The Journal of Comparative Neurology, 1985
The cell bodies of the lumbar sensory and sympathetic pre-and postganglionic neurons that project to the colon along the inferior mesenteric artery of the cat have been labeled retrogradely with horseradish peroxidase applied to the central end of their cut axons. The numbers, segmental distribution, location, and size of these labeled somata have been determined quantitatively. Afferent cell bodies were symmetrically distributed bilaterally in dorsal root ganglia T13-L5, with the maximum number (about 80%) in L3 and L4 and most of the rest in L2. Labeled afferent somata were small relative to the entire population of DRG cells.
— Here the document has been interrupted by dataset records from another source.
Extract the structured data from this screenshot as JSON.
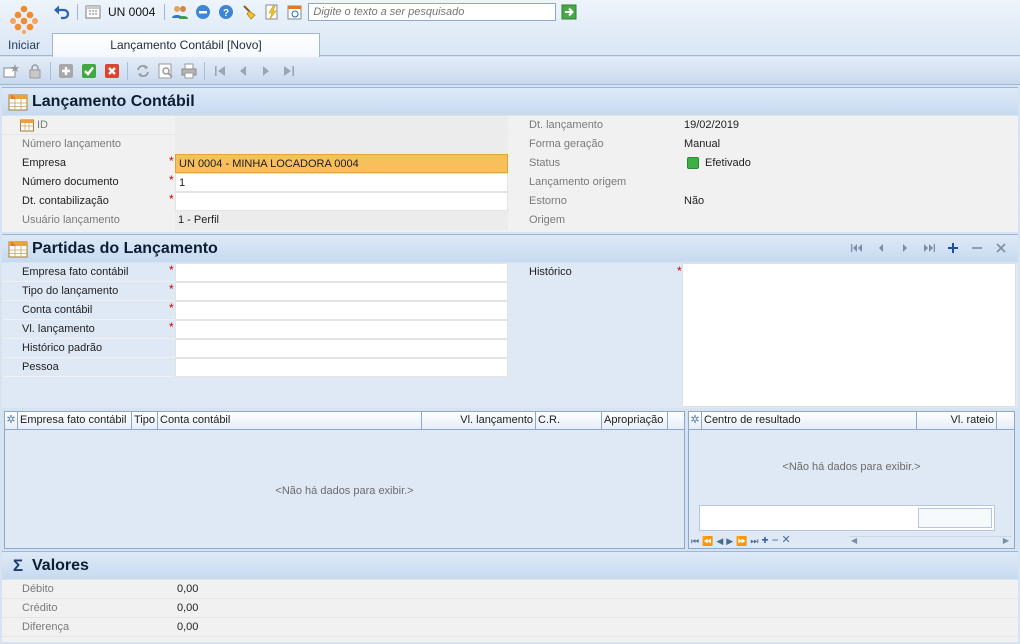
{
  "start": {
    "label": "Iniciar"
  },
  "quickbar": {
    "unit": "UN 0004",
    "search_placeholder": "Digite o texto a ser pesquisado"
  },
  "tab": {
    "label": "Lançamento Contábil [Novo]"
  },
  "lancamento": {
    "title": "Lançamento Contábil",
    "left": [
      {
        "label": "ID",
        "value": "",
        "required": false
      },
      {
        "label": "Número lançamento",
        "value": "",
        "required": false
      },
      {
        "label": "Empresa",
        "value": "UN 0004 - MINHA LOCADORA 0004",
        "required": true
      },
      {
        "label": "Número documento",
        "value": "1",
        "required": true
      },
      {
        "label": "Dt. contabilização",
        "value": "",
        "required": true
      },
      {
        "label": "Usuário lançamento",
        "value": "1 - Perfil",
        "required": false
      }
    ],
    "right": [
      {
        "label": "Dt. lançamento",
        "value": "19/02/2019"
      },
      {
        "label": "Forma geração",
        "value": "Manual"
      },
      {
        "label": "Status",
        "value": "Efetivado"
      },
      {
        "label": "Lançamento origem",
        "value": ""
      },
      {
        "label": "Estorno",
        "value": "Não"
      },
      {
        "label": "Origem",
        "value": ""
      }
    ]
  },
  "partidas": {
    "title": "Partidas do Lançamento",
    "fields": [
      {
        "label": "Empresa fato contábil",
        "required": true
      },
      {
        "label": "Tipo do lançamento",
        "required": true
      },
      {
        "label": "Conta contábil",
        "required": true
      },
      {
        "label": "Vl. lançamento",
        "required": true
      },
      {
        "label": "Histórico padrão",
        "required": false
      },
      {
        "label": "Pessoa",
        "required": false
      }
    ],
    "historico_label": "Histórico",
    "grid_columns": [
      "Empresa fato contábil",
      "Tipo",
      "Conta contábil",
      "Vl. lançamento",
      "C.R.",
      "Apropriação"
    ],
    "grid_empty": "<Não há dados para exibir.>",
    "cr_columns": [
      "Centro de resultado",
      "Vl. rateio"
    ],
    "cr_empty": "<Não há dados para exibir.>"
  },
  "valores": {
    "title": "Valores",
    "rows": [
      {
        "label": "Débito",
        "value": "0,00"
      },
      {
        "label": "Crédito",
        "value": "0,00"
      },
      {
        "label": "Diferença",
        "value": "0,00"
      }
    ]
  },
  "colors": {
    "accent": "#f08c2c",
    "status_green": "#3cb043",
    "required": "#d10000",
    "selected_field": "#f8c05b"
  }
}
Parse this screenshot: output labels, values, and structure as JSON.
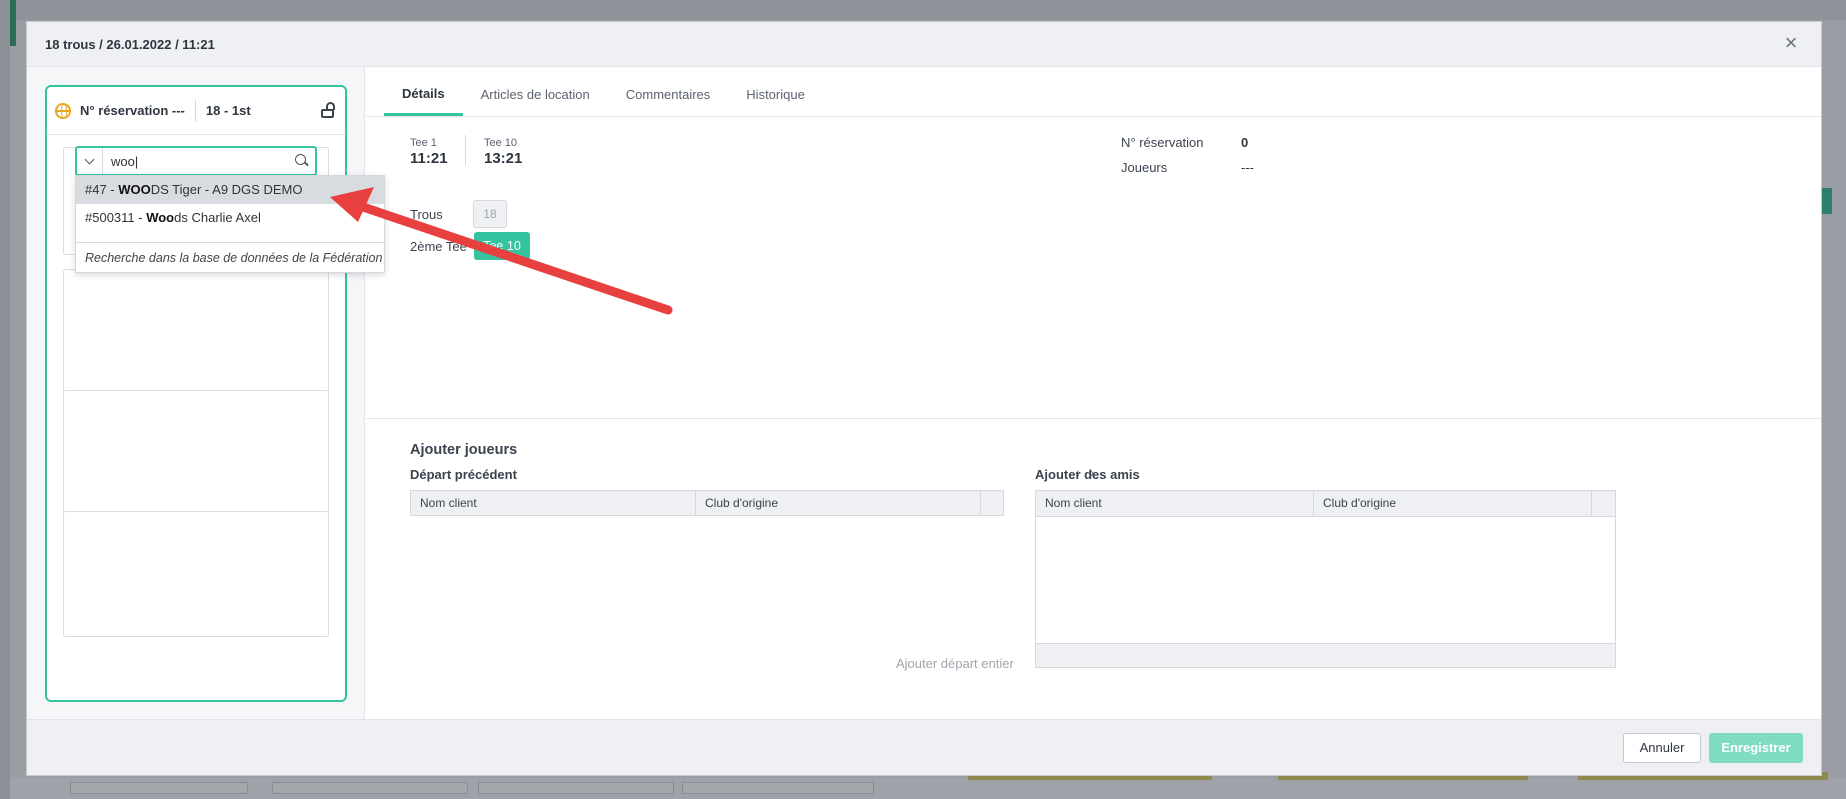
{
  "colors": {
    "accent": "#36c3a0",
    "globe": "#e8a520",
    "arrow": "#e8403f"
  },
  "modal": {
    "title": "18 trous / 26.01.2022 / 11:21",
    "close_glyph": "×"
  },
  "reservation": {
    "label": "N° réservation ---",
    "code": "18 - 1st",
    "search": {
      "value": "woo",
      "results": [
        {
          "id_prefix": "#47 - ",
          "match": "WOO",
          "rest": "DS Tiger - A9 DGS DEMO"
        },
        {
          "id_prefix": "#500311 - ",
          "match": "Woo",
          "rest": "ds Charlie Axel"
        }
      ],
      "federation_search": "Recherche dans la base de données de la Fédération"
    }
  },
  "tabs": [
    "Détails",
    "Articles de location",
    "Commentaires",
    "Historique"
  ],
  "details": {
    "tee1_label": "Tee 1",
    "tee1_time": "11:21",
    "tee10_label": "Tee 10",
    "tee10_time": "13:21",
    "trous_label": "Trous",
    "trous_value": "18",
    "second_tee_label": "2ème Tee",
    "second_tee_button": "Tee 10",
    "booking_no_label": "N° réservation",
    "booking_no_value": "0",
    "players_label": "Joueurs",
    "players_value": "---"
  },
  "add_players": {
    "title": "Ajouter joueurs",
    "previous_title": "Départ précédent",
    "friends_title": "Ajouter des amis",
    "col_name": "Nom client",
    "col_club": "Club d'origine",
    "add_all": "Ajouter départ entier",
    "prev_glyph": "‹",
    "next_glyph": "›"
  },
  "footer": {
    "cancel": "Annuler",
    "save": "Enregistrer"
  }
}
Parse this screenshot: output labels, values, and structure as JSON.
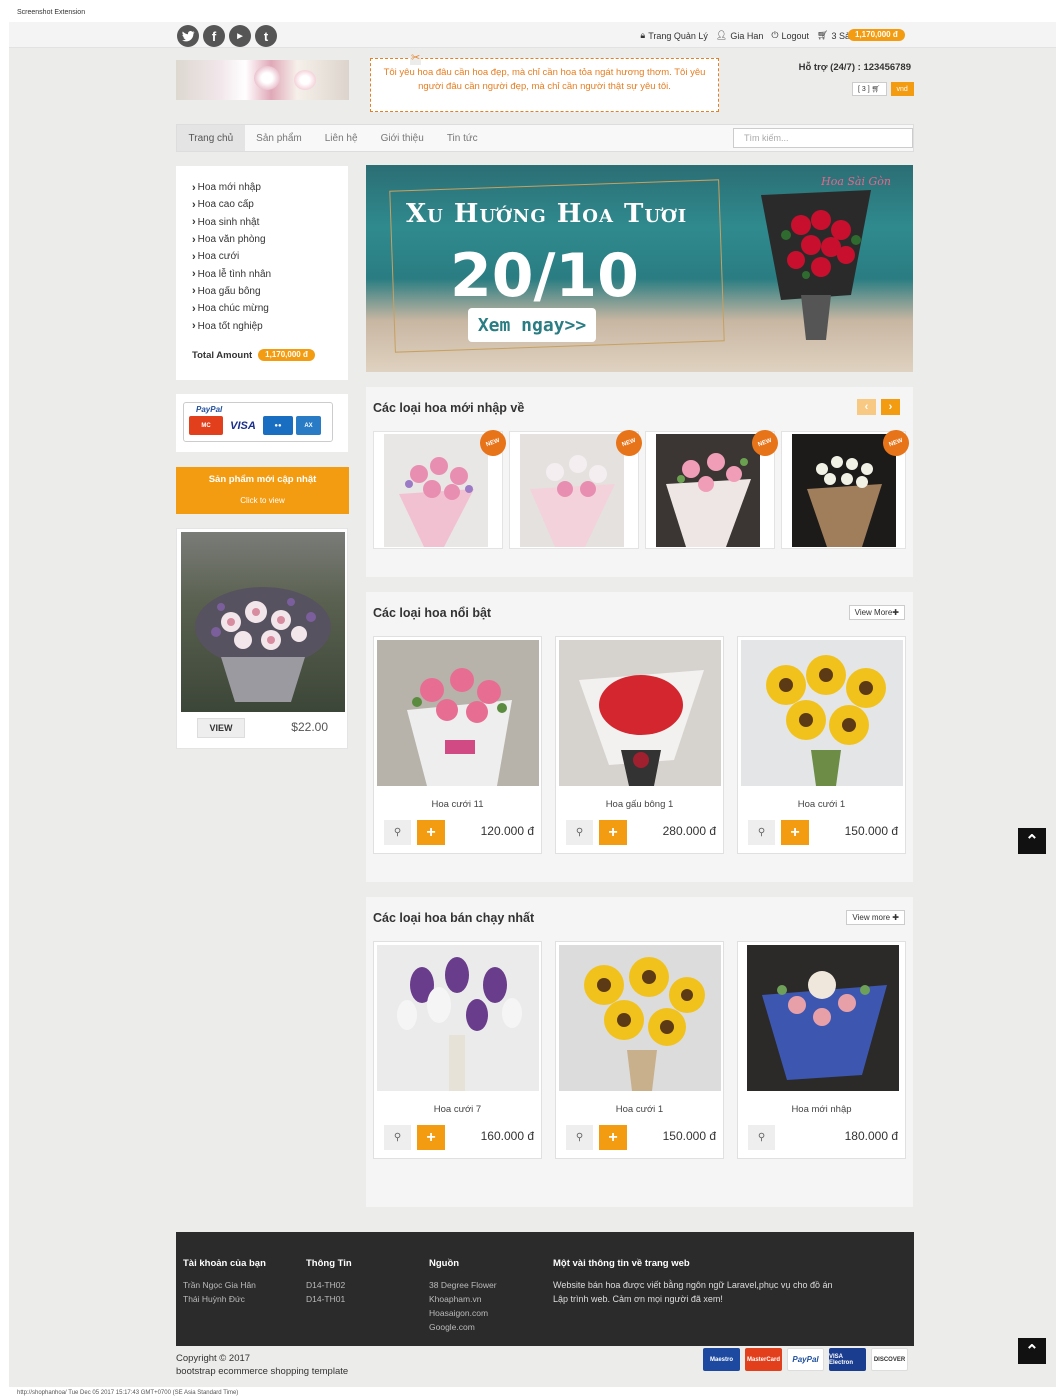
{
  "extension_label": "Screenshot Extension",
  "topbar": {
    "social": [
      "twitter-icon",
      "facebook-icon",
      "youtube-icon",
      "tumblr-icon"
    ],
    "admin_link": "Trang Quản Lý",
    "user_link": "Gia Han",
    "logout_link": "Logout",
    "cart_text": "3 Sản phẩm(s) -",
    "cart_total": "1,170,000 đ"
  },
  "header": {
    "quote": "Tôi yêu hoa đâu cần hoa đẹp, mà chỉ cần hoa tỏa ngát hương thơm. Tôi yêu người đâu cần người đẹp, mà chỉ cần người thật sự yêu tôi.",
    "support": "Hỗ trợ (24/7) : 123456789",
    "cart_button": "[ 3 ]",
    "currency_button": "vnd"
  },
  "nav": {
    "items": [
      "Trang chủ",
      "Sản phẩm",
      "Liên hệ",
      "Giới thiệu",
      "Tin tức"
    ],
    "search_placeholder": "Tìm kiếm..."
  },
  "sidebar": {
    "categories": [
      "Hoa mới nhập",
      "Hoa cao cấp",
      "Hoa sinh nhật",
      "Hoa văn phòng",
      "Hoa cưới",
      "Hoa lễ tình nhân",
      "Hoa gấu bông",
      "Hoa chúc mừng",
      "Hoa tốt nghiệp"
    ],
    "total_label": "Total Amount",
    "total_value": "1,170,000 đ",
    "paypal_label": "PayPal",
    "new_products_title": "Sản phẩm mới cập nhật",
    "new_products_sub": "Click to view",
    "featured_button": "VIEW",
    "featured_price": "$22.00"
  },
  "banner": {
    "heading": "Xu Hướng Hoa Tươi",
    "date": "20/10",
    "button": "Xem ngay>>",
    "signature": "Hoa Sài Gòn"
  },
  "new_arrivals": {
    "title": "Các loại hoa mới nhập về",
    "badge": "NEW"
  },
  "featured": {
    "title": "Các loại hoa nổi bật",
    "view_more": "View More",
    "products": [
      {
        "name": "Hoa cưới 11",
        "price": "120.000 đ"
      },
      {
        "name": "Hoa gấu bông 1",
        "price": "280.000 đ"
      },
      {
        "name": "Hoa cưới 1",
        "price": "150.000 đ"
      }
    ]
  },
  "bestsellers": {
    "title": "Các loại hoa bán chạy nhất",
    "view_more": "View more",
    "products": [
      {
        "name": "Hoa cưới 7",
        "price": "160.000 đ"
      },
      {
        "name": "Hoa cưới 1",
        "price": "150.000 đ"
      },
      {
        "name": "Hoa mới nhập",
        "price": "180.000 đ"
      }
    ]
  },
  "footer": {
    "col1": {
      "title": "Tài khoản của bạn",
      "lines": [
        "Trần Ngọc Gia Hân",
        "Thái Huỳnh Đức"
      ]
    },
    "col2": {
      "title": "Thông Tin",
      "lines": [
        "D14-TH02",
        "D14-TH01"
      ]
    },
    "col3": {
      "title": "Nguồn",
      "lines": [
        "38 Degree Flower",
        "Khoapham.vn",
        "Hoasaigon.com",
        "Google.com"
      ]
    },
    "col4": {
      "title": "Một vài thông tin về trang web",
      "lines": [
        "Website bán hoa được viết bằng ngôn ngữ Laravel,phục vụ cho đồ án",
        "Lập trình web. Cảm ơn mọi người đã xem!"
      ]
    },
    "copyright": "Copyright © 2017",
    "template": "bootstrap ecommerce shopping template",
    "payment_logos": [
      "Maestro",
      "MasterCard",
      "PayPal",
      "VISA Electron",
      "DISCOVER"
    ]
  },
  "status_url": "http://shophanhoa/ Tue Dec 05 2017 15:17:43 GMT+0700 (SE Asia Standard Time)"
}
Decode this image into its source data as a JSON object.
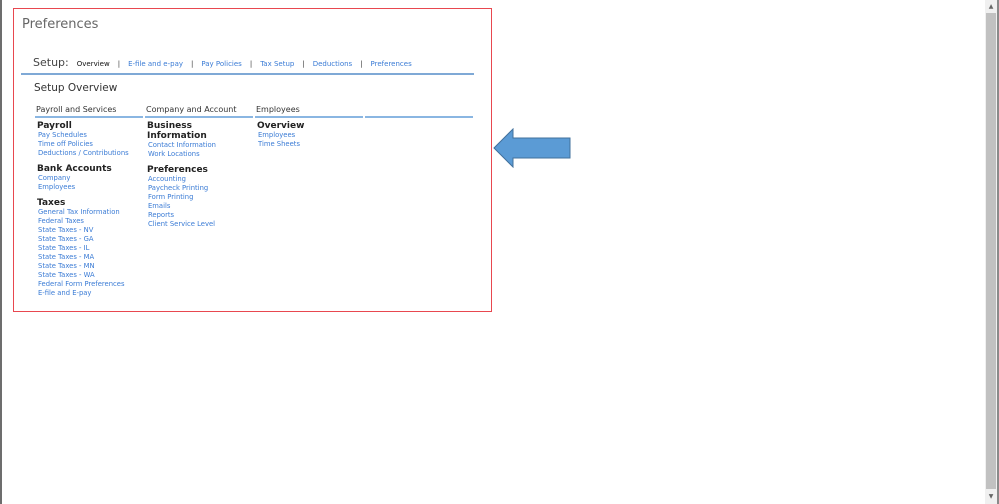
{
  "page": {
    "title": "Preferences"
  },
  "setup": {
    "label": "Setup:",
    "tabs": [
      {
        "label": "Overview"
      },
      {
        "label": "E-file and e-pay"
      },
      {
        "label": "Pay Policies"
      },
      {
        "label": "Tax Setup"
      },
      {
        "label": "Deductions"
      },
      {
        "label": "Preferences"
      }
    ],
    "separator": "|"
  },
  "overview": {
    "title": "Setup Overview",
    "columns": [
      {
        "header": "Payroll and Services",
        "sections": [
          {
            "title": "Payroll",
            "links": [
              "Pay Schedules",
              "Time off Policies",
              "Deductions / Contributions"
            ]
          },
          {
            "title": "Bank Accounts",
            "links": [
              "Company",
              "Employees"
            ]
          },
          {
            "title": "Taxes",
            "links": [
              "General Tax Information",
              "Federal Taxes",
              "State Taxes - NV",
              "State Taxes - GA",
              "State Taxes - IL",
              "State Taxes - MA",
              "State Taxes - MN",
              "State Taxes - WA",
              "Federal Form Preferences",
              "E-file and E-pay"
            ]
          }
        ]
      },
      {
        "header": "Company and Account",
        "sections": [
          {
            "title": "Business Information",
            "links": [
              "Contact Information",
              "Work Locations"
            ]
          },
          {
            "title": "Preferences",
            "links": [
              "Accounting",
              "Paycheck Printing",
              "Form Printing",
              "Emails",
              "Reports",
              "Client Service Level"
            ]
          }
        ]
      },
      {
        "header": "Employees",
        "sections": [
          {
            "title": "Overview",
            "links": [
              "Employees",
              "Time Sheets"
            ]
          }
        ]
      },
      {
        "header": "",
        "sections": []
      }
    ]
  },
  "colors": {
    "link": "#3a7bd5",
    "frame": "#e8474f",
    "underline": "#7fa9d6",
    "arrow": "#5b9bd5"
  },
  "icons": {
    "arrow": "arrow-left-icon",
    "scroll_up": "scroll-up-icon",
    "scroll_down": "scroll-down-icon"
  }
}
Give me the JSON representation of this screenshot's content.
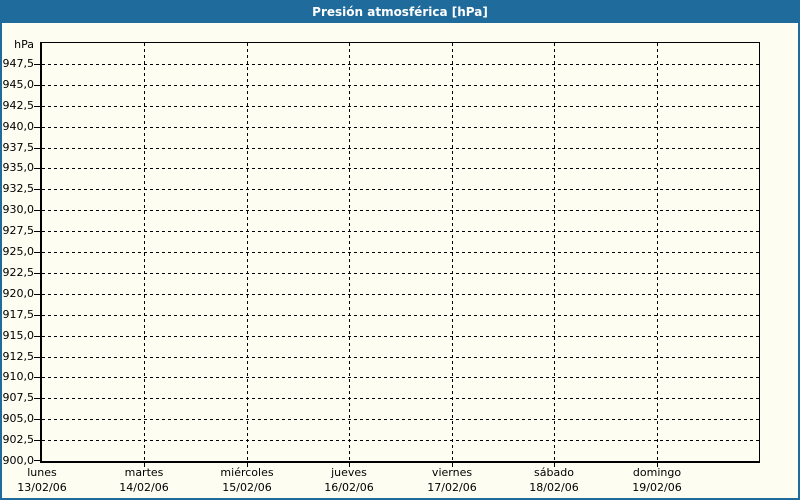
{
  "window": {
    "title": "Presión atmosférica [hPa]"
  },
  "colors": {
    "header_bg": "#1f6b9c",
    "header_text": "#ffffff",
    "page_bg": "#fdfdf2",
    "grid": "#000000",
    "text": "#000000"
  },
  "chart_data": {
    "type": "line",
    "title": "Presión atmosférica [hPa]",
    "grid": "dashed",
    "legend": "none",
    "series": [],
    "y_axis": {
      "unit_label": "hPa",
      "min": 900,
      "max": 950,
      "tick_step": 2.5,
      "tick_values": [
        947.5,
        945.0,
        942.5,
        940.0,
        937.5,
        935.0,
        932.5,
        930.0,
        927.5,
        925.0,
        922.5,
        920.0,
        917.5,
        915.0,
        912.5,
        910.0,
        907.5,
        905.0,
        902.5,
        900.0
      ],
      "tick_labels": [
        "947,5",
        "945,0",
        "942,5",
        "940,0",
        "937,5",
        "935,0",
        "932,5",
        "930,0",
        "927,5",
        "925,0",
        "922,5",
        "920,0",
        "917,5",
        "915,0",
        "912,5",
        "910,0",
        "907,5",
        "905,0",
        "902,5",
        "900,0"
      ]
    },
    "x_axis": {
      "categories": [
        {
          "day": "lunes",
          "date": "13/02/06"
        },
        {
          "day": "martes",
          "date": "14/02/06"
        },
        {
          "day": "miércoles",
          "date": "15/02/06"
        },
        {
          "day": "jueves",
          "date": "16/02/06"
        },
        {
          "day": "viernes",
          "date": "17/02/06"
        },
        {
          "day": "sábado",
          "date": "18/02/06"
        },
        {
          "day": "domingo",
          "date": "19/02/06"
        }
      ]
    }
  }
}
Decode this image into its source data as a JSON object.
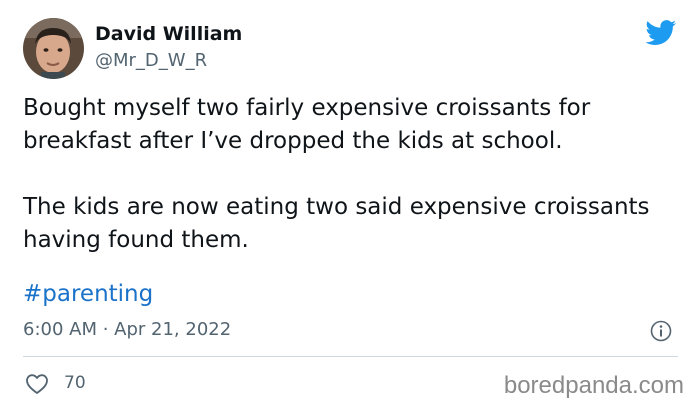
{
  "author": {
    "name": "David William",
    "handle": "@Mr_D_W_R",
    "avatar_icon": "profile-photo"
  },
  "platform_icon": "twitter-bird-icon",
  "tweet": {
    "paragraphs": [
      "Bought myself two fairly expensive croissants for breakfast after I’ve dropped the kids at school.",
      "The kids are now eating two said expensive croissants having found them."
    ],
    "hashtag": "#parenting",
    "timestamp": "6:00 AM · Apr 21, 2022"
  },
  "actions": {
    "likes": "70",
    "like_icon": "heart-icon",
    "info_icon": "info-icon"
  },
  "watermark": "boredpanda.com",
  "colors": {
    "link": "#1b73c9",
    "twitter_blue": "#1d9bf0",
    "secondary_text": "#536471",
    "divider": "#cfd9de"
  }
}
Occasionally a few preganglionic somata were labeled in the intermediate zone of L3 and L4 spinal cord segments. Postganglionic cell bodies were labeled bilaterally in the proximal lobes of the inferior mesenteric ganglion (70-95%), in accessory ganglia of the intermesenteric nerve and of the lumbar splanchnic nerves, and in lumbar paravertebral ganglia. The segmental distribution in the lumbar sympathetic trunk was symmetrical on both sides and was the same as that of the afferent cells. Labeled postganglionic cell bodies in both the IMG and the accessory ganglia were larger than labeled and unlabeled ganglion cells in the paravertebral ganglia. From these data, it is estimated that about 2,100 afferent neurons and about 29,000 postganglionic neurons project in the lumbar colonic nerves. In conjunction with equivalent data for the hypogastric and lumbar splanchnic nerves, the results provide a quantitative and spatial description of the afferent and efferent components of the lumbar innervation of the colon and pelvic viscera.